On snapshot-based model reduction under compatibility conditions for a nonlinear flow problem on networks

TL;DR

This paper develops a structure-preserving, snapshot-based model reduction method for nonlinear flow problems on networks, ensuring compatibility conditions that maintain physical properties and improve efficiency.

Contribution

It introduces a novel reduction approach combining variational Galerkin approximation with quadrature-type complexity reduction under compatibility constraints, ensuring structure preservation.

Findings

Reduced models are locally mass conservative.

Models inherit energy bounds and port-Hamiltonian structure.

The method achieves optimal snapshot data approximation.

Abstract

This paper is on the construction of structure-preserving, online-efficient reduced models for the barotropic Euler equations with a friction term on networks.

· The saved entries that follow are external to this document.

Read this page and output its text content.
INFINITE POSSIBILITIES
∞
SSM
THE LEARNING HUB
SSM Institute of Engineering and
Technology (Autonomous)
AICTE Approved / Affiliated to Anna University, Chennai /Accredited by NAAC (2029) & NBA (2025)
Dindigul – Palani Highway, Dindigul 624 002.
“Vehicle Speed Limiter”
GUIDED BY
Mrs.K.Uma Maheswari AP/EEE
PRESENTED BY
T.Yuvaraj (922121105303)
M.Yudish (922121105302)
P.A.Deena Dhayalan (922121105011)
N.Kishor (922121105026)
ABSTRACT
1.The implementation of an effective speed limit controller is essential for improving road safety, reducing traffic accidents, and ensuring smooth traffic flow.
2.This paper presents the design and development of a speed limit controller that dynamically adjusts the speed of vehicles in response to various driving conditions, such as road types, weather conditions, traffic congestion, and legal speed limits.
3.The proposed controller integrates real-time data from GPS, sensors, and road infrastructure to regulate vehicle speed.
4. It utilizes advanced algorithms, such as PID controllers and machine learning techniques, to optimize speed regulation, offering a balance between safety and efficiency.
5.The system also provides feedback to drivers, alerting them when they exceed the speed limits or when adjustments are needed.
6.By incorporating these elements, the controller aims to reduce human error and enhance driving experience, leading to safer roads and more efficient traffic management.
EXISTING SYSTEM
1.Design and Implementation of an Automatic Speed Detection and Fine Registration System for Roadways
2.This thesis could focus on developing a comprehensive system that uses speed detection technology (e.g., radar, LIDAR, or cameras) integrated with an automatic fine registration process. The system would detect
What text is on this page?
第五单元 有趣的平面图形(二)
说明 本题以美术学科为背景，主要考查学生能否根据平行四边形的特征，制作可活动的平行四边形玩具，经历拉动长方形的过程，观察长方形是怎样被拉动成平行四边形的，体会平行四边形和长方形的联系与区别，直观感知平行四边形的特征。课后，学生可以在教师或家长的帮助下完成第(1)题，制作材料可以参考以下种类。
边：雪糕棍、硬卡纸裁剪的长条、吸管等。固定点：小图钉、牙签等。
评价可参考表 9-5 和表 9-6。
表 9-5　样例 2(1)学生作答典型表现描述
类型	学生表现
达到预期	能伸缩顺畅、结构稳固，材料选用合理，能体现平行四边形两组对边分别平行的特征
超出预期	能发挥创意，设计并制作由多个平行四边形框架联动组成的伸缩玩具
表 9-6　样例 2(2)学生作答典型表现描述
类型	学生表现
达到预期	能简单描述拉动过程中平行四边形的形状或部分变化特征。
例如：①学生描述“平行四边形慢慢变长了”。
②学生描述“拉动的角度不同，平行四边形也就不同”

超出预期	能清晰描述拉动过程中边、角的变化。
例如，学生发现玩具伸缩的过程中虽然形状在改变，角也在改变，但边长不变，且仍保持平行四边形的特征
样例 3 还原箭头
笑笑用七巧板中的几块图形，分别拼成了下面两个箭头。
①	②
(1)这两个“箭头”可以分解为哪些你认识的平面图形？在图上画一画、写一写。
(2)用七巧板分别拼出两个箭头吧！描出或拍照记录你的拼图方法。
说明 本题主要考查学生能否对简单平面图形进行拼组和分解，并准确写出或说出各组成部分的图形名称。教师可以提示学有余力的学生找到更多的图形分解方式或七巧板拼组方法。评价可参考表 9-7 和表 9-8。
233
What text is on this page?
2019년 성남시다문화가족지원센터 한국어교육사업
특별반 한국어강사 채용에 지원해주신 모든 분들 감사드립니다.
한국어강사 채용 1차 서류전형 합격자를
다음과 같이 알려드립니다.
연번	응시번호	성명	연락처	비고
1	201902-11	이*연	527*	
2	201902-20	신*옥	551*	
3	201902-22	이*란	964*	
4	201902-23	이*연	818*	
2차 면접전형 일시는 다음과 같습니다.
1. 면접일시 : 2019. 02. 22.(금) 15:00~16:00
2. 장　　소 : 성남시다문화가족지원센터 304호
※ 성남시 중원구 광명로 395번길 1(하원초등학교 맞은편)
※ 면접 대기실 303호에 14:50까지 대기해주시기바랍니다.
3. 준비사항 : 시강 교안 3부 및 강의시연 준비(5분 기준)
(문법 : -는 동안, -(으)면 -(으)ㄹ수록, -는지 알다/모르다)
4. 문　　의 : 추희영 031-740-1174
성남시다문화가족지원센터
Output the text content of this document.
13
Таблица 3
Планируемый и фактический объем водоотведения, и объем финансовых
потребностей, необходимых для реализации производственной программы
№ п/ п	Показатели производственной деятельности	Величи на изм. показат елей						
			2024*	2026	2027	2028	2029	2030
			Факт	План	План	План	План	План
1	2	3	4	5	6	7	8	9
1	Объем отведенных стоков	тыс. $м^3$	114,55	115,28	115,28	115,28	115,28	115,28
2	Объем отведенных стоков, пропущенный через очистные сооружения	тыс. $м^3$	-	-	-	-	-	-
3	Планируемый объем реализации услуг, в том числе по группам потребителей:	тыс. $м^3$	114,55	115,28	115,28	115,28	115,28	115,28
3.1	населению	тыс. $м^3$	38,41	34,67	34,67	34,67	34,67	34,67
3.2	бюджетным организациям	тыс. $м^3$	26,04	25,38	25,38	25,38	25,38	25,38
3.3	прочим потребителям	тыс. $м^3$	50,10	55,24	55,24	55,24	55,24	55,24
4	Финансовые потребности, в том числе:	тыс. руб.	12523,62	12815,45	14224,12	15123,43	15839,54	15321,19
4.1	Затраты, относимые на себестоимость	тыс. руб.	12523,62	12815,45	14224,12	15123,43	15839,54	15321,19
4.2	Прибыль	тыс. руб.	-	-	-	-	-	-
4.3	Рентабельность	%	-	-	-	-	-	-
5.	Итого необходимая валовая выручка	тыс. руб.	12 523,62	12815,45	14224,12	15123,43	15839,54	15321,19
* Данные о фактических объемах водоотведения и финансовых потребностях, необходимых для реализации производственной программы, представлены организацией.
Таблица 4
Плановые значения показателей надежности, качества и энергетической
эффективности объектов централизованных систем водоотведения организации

The nonlinear flow problem finds broad application in the context of gas distribution networks. We propose a snapshot-based reduction approach that consists of a mixed variational Galerkin approximation combined with quadrature-type complexity reduction. Its main feature is that certain compatibility conditions are assured during the training phase, which make our approach structure-preserving. The resulting reduced models are locally mass conservative and inherit an energy-bound and port-Hamiltonian structure. We also derive a well-posedness result for them. In the training phase, the compatibility conditions pose challenges, we face constrained data approximation problems as opposed to the unconstrained training problems in the conventional reduction methods. The training of our model order reduction consists of a principal component analysis under a compatibility constraint and, notably, yields reduced models that fulfill an optimality condition for the snapshot data. The training of our quadrature-type complexity reduction involves a semi-definite program with combinatorial aspects, which we approach by a greedy procedure.